Meta confirmed plans to deepen collaboration on data production for AI models, but did not disclose financial details publicly. Sources close to the discussions said the primary motivation behind the multibillion-dollar investment was securing Wang’s leadership for Meta’s superintelligence unit.

Wang, a Los Alamos, New Mexico native born to Chinese immigrant physicists, dropped out of MIT to co-found Scale AI. He quickly gained acclaim as one of Silicon Valley’s most promising entrepreneurs, achieving billionaire status in his twenties. His influence extends into Washington D.C., where he has testified before Congress and helped secure government contracts for Scale.

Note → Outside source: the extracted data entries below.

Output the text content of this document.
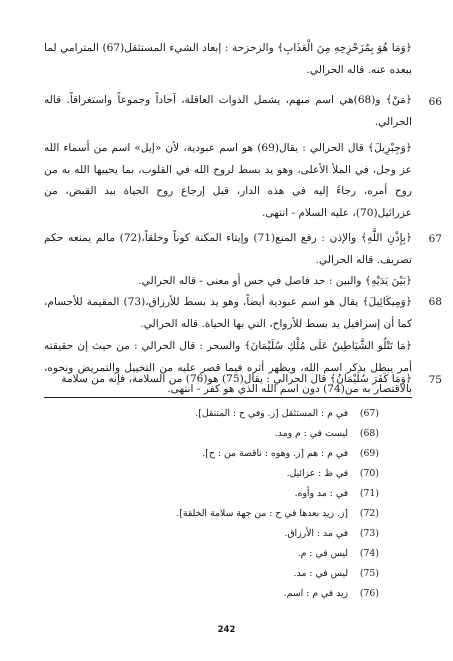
﴿وَمَا هُوَ بِمُزَحْزِحِهِ مِنَ الْعَذَابِ﴾ والزحزحة : إبعاد الشيء المستثقل(67) المترامي لما يبعده عنه. قاله الحرالي.
66
﴿مَنْ﴾ و(68)هي اسم مبهم، يشمل الذوات العاقلة، آحاداً وجموعاً واستغراقاً. قاله الحرالي.
﴿وَجِبْرِيلَ﴾ قال الحرالي : يقال(69) هو اسم عبودية، لأن «إيل» اسم من أسماء الله عز وجل، في الملأ الأعلى، وهو يد بسط لروح الله في القلوب، بما يحييها الله به من روح أمره، رجاءً إليه في هذه الدار، قبل إرجاع روح الحياة بيد القبض، من عزرائيل(70)، عليه السلام - انتهى.
67
﴿بِإِذْنِ اللَّهِ﴾ والإذن : رفع المنع(71) وإيتاء المكنة كوناً وخلقاً،(72) مالم يمنعه حكم تصريف. قاله الحرالي.
﴿بَيْنَ يَدَيْهِ﴾ والبين : حد فاصل في حس أو معنى - قاله الحرالي.
68
﴿وَمِيكَائِيلَ﴾ يقال هو اسم عبودية أيضاً، وهو يد بسط للأرزاق،(73) المقيمة للأجسام، كما أن إسرافيل يد بسط للأرواح، التي بها الحياة. قاله الحرالي.
﴿مَا تَتْلُو الشَّيَاطِينُ عَلَى مُلْكِ سُلَيْمَانَ﴾ والسحر : قال الحرالي : من حيث إن حقيقته أمر يبطل بذكر اسم الله، ويظهر أثره فيما قصر عليه من التخييل والتمريض ونحوه، بالاقتصار به من(74) دون اسم الله الذي هو كفر - انتهى.
75
﴿وَمَا كَفَرَ سُلَيْمَانُ﴾ قال الحرالي : يقال(75) هو(76) من السلامة، فإنه من سلامة
(67) في م : المستثقل [ز. وفي ح : المتنقل].
(68) ليست في : م ومد.
(69) في م : هم [ز. وهوه : ناقصة من : ح].
(70) في ظ : عزائيل.
(71) في : مد وأوه.
(72) [ز. زيد بعدها في ح : من جهة سلامة الخلقة].
(73) في مد : الأرزاق.
(74) ليس في : م.
(75) ليس في : مد.
(76) زيد في م : اسم.
242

Meta’s AI efforts have faced challenges recently, including staff departures and delays in launching open-source AI models that could compete with Google, OpenAI, and China’s DeepSeek. By recruiting Wang—a business-focused leader rather than a research scientist—Meta CEO Mark Zuckerberg is betting on a new approach to revitalize its AI ambitions.

Scale’s chief strategy officer, Jason Droege, will serve as interim CEO following Wang’s transition. Despite the large investment, Meta does not plan to take a board seat at Scale. A select group of Scale employees will also join Wang at Meta, while Wang will retain his seat on Scale’s board.

The $14.3 billion investment ranks as Meta’s second-largest acquisition after its $19 billion WhatsApp buyout. It remains uncertain whether the deal will face regulatory review amid ongoing antitrust scrutiny faced by Meta, which has been sued by the U.S. Federal Trade Commission for allegedly stifling competition via acquisitions like Instagram and WhatsApp.

Founded in 2016, Scale AI plays a pivotal role in providing accurately labeled data essential for training advanced AI models such as OpenAI’s ChatGPT. The company uses platforms like Remotasks and Outlier to manage gig workers who manually label data. Scale was valued at nearly $14 billion in a May 2024 funding round backed by Nvidia, Amazon, and Meta.

While the deal represents a windfall for early investors like Accel and Index Ventures—who can now sell half their stake—it may raise concerns among Scale’s AI lab clients, who might fear Meta gaining insight into competitors’ data priorities through Wang’s ongoing board membership.